Il ricordo del suo oratorio

Commosso il ricordo della donna tratteggiato sulla pagina Facebook dell’oratorio Sacro Cuore di Arcore.

"Tutti noi almeno una volta siamo andati da Elvira con una moneta per acquistare un bigliettino della Pesca di beneficenza, durante la festa patronale di Settembre - si legge sui Social - Magari eravamo un pò incerti se pescare o no quel dannato foglietto che Dio soltanto (e la stessa Elvira) sapeva che premio si celasse dietro. Delle posate che già avevamo? Un frullatore elettrico che magari avevamo acquistato uguale il giorno prima? Un gioco per maschietti? «Eh ma io ho una nipotina, non un nipotino...si può cambiare?» E le risposte di Elvira, credeteci se diciamo che erano tutte da ascoltare e ridere.

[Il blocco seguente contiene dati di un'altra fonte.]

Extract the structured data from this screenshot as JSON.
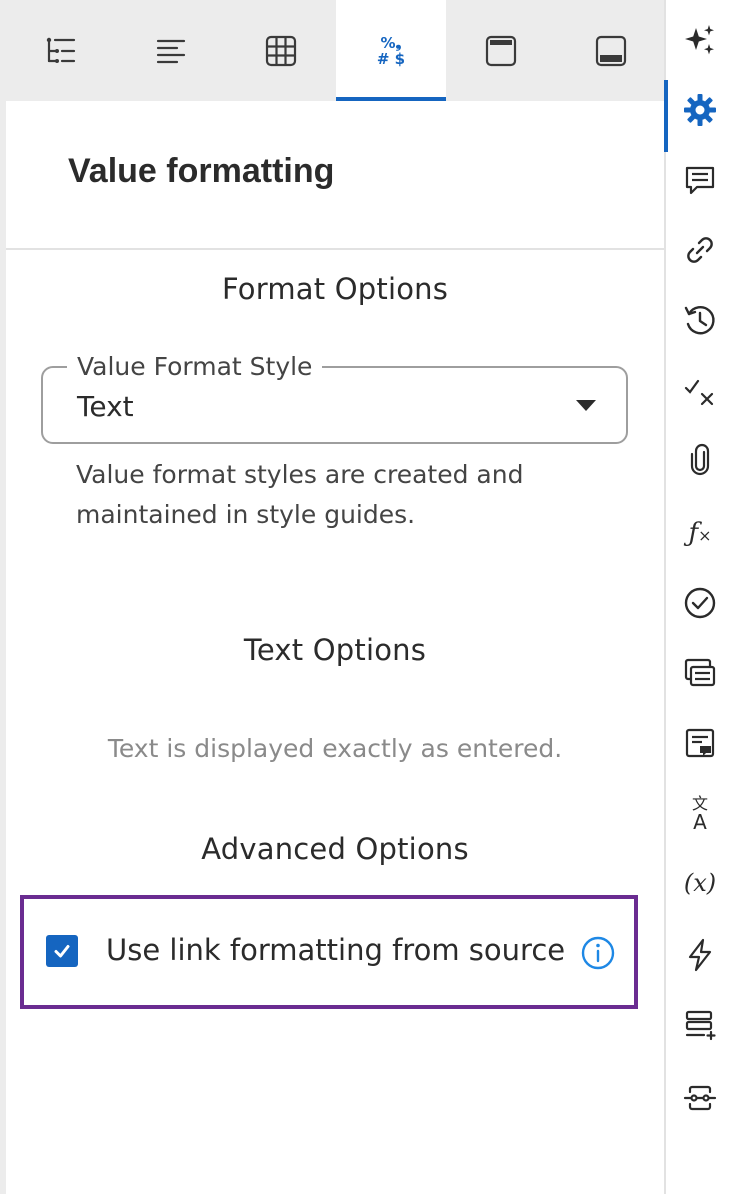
{
  "tabs": [
    {
      "id": "tree",
      "icon": "list-tree-icon"
    },
    {
      "id": "align",
      "icon": "align-left-icon"
    },
    {
      "id": "table",
      "icon": "table-grid-icon"
    },
    {
      "id": "value-format",
      "icon": "value-format-icon",
      "glyph_top": "%❟",
      "glyph_bottom": "# $",
      "active": true
    },
    {
      "id": "header",
      "icon": "window-header-icon"
    },
    {
      "id": "footer",
      "icon": "window-footer-icon"
    }
  ],
  "panel": {
    "title": "Value formatting",
    "format_options": {
      "heading": "Format Options",
      "select": {
        "legend": "Value Format Style",
        "value": "Text"
      },
      "helper": "Value format styles are created and maintained in style guides."
    },
    "text_options": {
      "heading": "Text Options",
      "description": "Text is displayed exactly as entered."
    },
    "advanced_options": {
      "heading": "Advanced Options",
      "checkbox_label": "Use link formatting from source",
      "checked": true
    }
  },
  "rail": {
    "items": [
      {
        "icon": "sparkle-icon"
      },
      {
        "icon": "gear-icon",
        "active": true
      },
      {
        "icon": "comment-icon"
      },
      {
        "icon": "link-icon"
      },
      {
        "icon": "history-icon"
      },
      {
        "icon": "check-cross-icon"
      },
      {
        "icon": "paperclip-icon"
      },
      {
        "icon": "function-icon",
        "text": "ƒ"
      },
      {
        "icon": "check-circle-icon"
      },
      {
        "icon": "messages-icon"
      },
      {
        "icon": "note-icon"
      },
      {
        "icon": "translate-icon",
        "text_top": "文",
        "text_bottom": "A"
      },
      {
        "icon": "variable-icon",
        "text": "(x)"
      },
      {
        "icon": "lightning-icon"
      },
      {
        "icon": "list-add-icon"
      },
      {
        "icon": "connector-icon"
      }
    ]
  },
  "colors": {
    "accent": "#1565c0",
    "highlight": "#6a2c91",
    "info": "#1e88e5"
  }
}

È così dunque che ti vogliamo ricordare: solare, con il sorriso di chi sa accogliere, ma anche di chi sa coinvolgere le persone a mettersi in gioco, nel mondo del volontariato. In paradiso già sarai, e sicuramente troverai qualcuno a cui rompere l'anima per farti tirar giù quell'ammasso di scatoloni per la tua pesca, ma al posto di giocattoli o utensili, da lassù ci donerai grandissimi cieli pieni di stelle splendenti. Buon viaggio Cara Elvira, ci mancherai".

Gli anni trascorsi con gli ospiti del centro diurno "La Vite"

La 73enne, per tanti anni, ha collaborato anche con il Centro Socio Educativo «La Vite» che si trova in via Roma, ad Arcore. Si tratta di un servizio diurno, rivolto a persone con disabilità, che fa parte della galassia dell'associazione del Volontariato.